Even the French philosopher and ex-Maoist Alain Badiou – searching everywhere for signs of a coming communism – has criticized Žižek for this optimism. According to Badiou will capitalismn strike back like never before after the pandemic. Žižek, for his part, sees capitalism as a colossus that is seriously cracking down in the joints: no one seriously believes that this crisis can be solved within the context of the economic market, nor that the heads of state have the situation under control.

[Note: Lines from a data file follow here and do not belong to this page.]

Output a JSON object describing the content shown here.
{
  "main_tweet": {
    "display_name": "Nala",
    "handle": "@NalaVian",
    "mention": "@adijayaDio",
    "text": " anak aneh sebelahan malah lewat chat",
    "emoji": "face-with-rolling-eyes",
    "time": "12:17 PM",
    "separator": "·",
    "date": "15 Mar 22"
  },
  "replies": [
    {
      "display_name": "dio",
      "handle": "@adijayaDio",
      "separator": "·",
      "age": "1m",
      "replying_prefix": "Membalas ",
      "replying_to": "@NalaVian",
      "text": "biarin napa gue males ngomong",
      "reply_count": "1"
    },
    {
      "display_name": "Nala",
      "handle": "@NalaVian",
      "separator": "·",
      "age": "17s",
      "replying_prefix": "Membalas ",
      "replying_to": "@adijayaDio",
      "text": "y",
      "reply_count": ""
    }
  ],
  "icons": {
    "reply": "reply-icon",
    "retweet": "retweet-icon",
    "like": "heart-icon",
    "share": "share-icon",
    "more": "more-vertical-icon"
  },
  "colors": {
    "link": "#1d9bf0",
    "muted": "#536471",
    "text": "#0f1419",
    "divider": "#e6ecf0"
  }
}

The collapse of capitalism?

From all our metaphorical talk about computer viruses and viral videos, the pandemic throws us into a very specific virus problem, Žižek points out. He is concerned with the many levels of viruses and infections operating on, from the metaphorical to the concrete. Interestingly, he mentions Richard Dawkins' theory memene, cultural codes that spread from head to head and through media reproductions, were anticipated by Lev Tolstoy as early as the 1800th century. Tolstoy wrote about religion and ideas as infections of the brain that struggle to dominate the human mind. No one here is free from cultural contagion – and good ideas spread more and more quickly.

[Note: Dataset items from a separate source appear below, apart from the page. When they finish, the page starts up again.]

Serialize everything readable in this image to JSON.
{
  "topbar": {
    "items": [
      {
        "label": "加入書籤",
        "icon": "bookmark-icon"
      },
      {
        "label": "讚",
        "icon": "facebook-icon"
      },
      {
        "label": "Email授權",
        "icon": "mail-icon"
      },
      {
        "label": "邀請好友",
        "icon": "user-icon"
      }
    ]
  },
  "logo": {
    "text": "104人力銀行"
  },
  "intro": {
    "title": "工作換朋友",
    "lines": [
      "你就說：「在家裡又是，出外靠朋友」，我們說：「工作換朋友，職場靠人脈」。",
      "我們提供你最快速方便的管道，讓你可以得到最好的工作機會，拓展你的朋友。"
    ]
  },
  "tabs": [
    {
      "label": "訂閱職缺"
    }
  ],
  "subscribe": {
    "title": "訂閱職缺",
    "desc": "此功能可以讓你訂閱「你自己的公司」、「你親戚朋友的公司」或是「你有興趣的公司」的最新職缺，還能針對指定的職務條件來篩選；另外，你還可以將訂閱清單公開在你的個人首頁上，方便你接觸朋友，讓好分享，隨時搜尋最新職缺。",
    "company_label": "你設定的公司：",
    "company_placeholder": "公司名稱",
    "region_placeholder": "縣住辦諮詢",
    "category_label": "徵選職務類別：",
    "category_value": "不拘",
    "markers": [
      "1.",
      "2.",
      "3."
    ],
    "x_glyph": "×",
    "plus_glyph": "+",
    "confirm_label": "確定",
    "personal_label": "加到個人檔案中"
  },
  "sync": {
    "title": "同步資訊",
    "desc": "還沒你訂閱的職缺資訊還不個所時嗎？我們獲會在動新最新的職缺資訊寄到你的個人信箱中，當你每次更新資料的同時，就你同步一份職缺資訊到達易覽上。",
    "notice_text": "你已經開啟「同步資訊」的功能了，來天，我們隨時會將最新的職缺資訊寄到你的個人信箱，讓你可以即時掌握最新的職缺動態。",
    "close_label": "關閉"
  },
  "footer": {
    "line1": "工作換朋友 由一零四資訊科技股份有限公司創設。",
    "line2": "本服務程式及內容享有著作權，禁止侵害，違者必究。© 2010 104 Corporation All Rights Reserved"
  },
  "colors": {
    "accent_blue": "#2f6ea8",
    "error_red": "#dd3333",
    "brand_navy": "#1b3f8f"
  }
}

In line with this, Žižek talks about racism and fascism like dormant ideological viruses, which risk being brought to life by the pandemic. At the same time, he dares to hope that "a much more favorable ideological virus will spread and hopefully infect us, the virus that makes us think of another society, beyond the nation-state, a society that realizes itself as global solidarity and cooperation". Both dangerous and saving reaction patterns will undoubtedly spread. It is difficult to predict which of them will dominate civilization in the time to come.

Kill Bill

With a somewhat cumbersome parable with reference to the Tarantino movie Kill Bill Žižek suggests that the corona crisis has already given capitalism the death blow, the mythical "five-point hit" that leaves the victim feeling unscathed until it goes five steps and the heart suddenly explodes. With his penchant for film references, Žižek misses a far more obvious point: If capitalism seems to survive coronavirus, it may be because it still survives the incubation period, where the symptoms are barely visible. Anyone who wants to know for sure what the crisis will teach us has to wait, but anyone who wants to avert a disaster – or create a revolution – must act before certainty comes. Thus, Žižek allows himself to help spread the word, which may become self-affirming, that the global regime of capitalism is falling – and that a new world is at its door.

Anders Dunk
Anders Dunker
Philosopher. Regular literary critic in Ny Tid. Translator.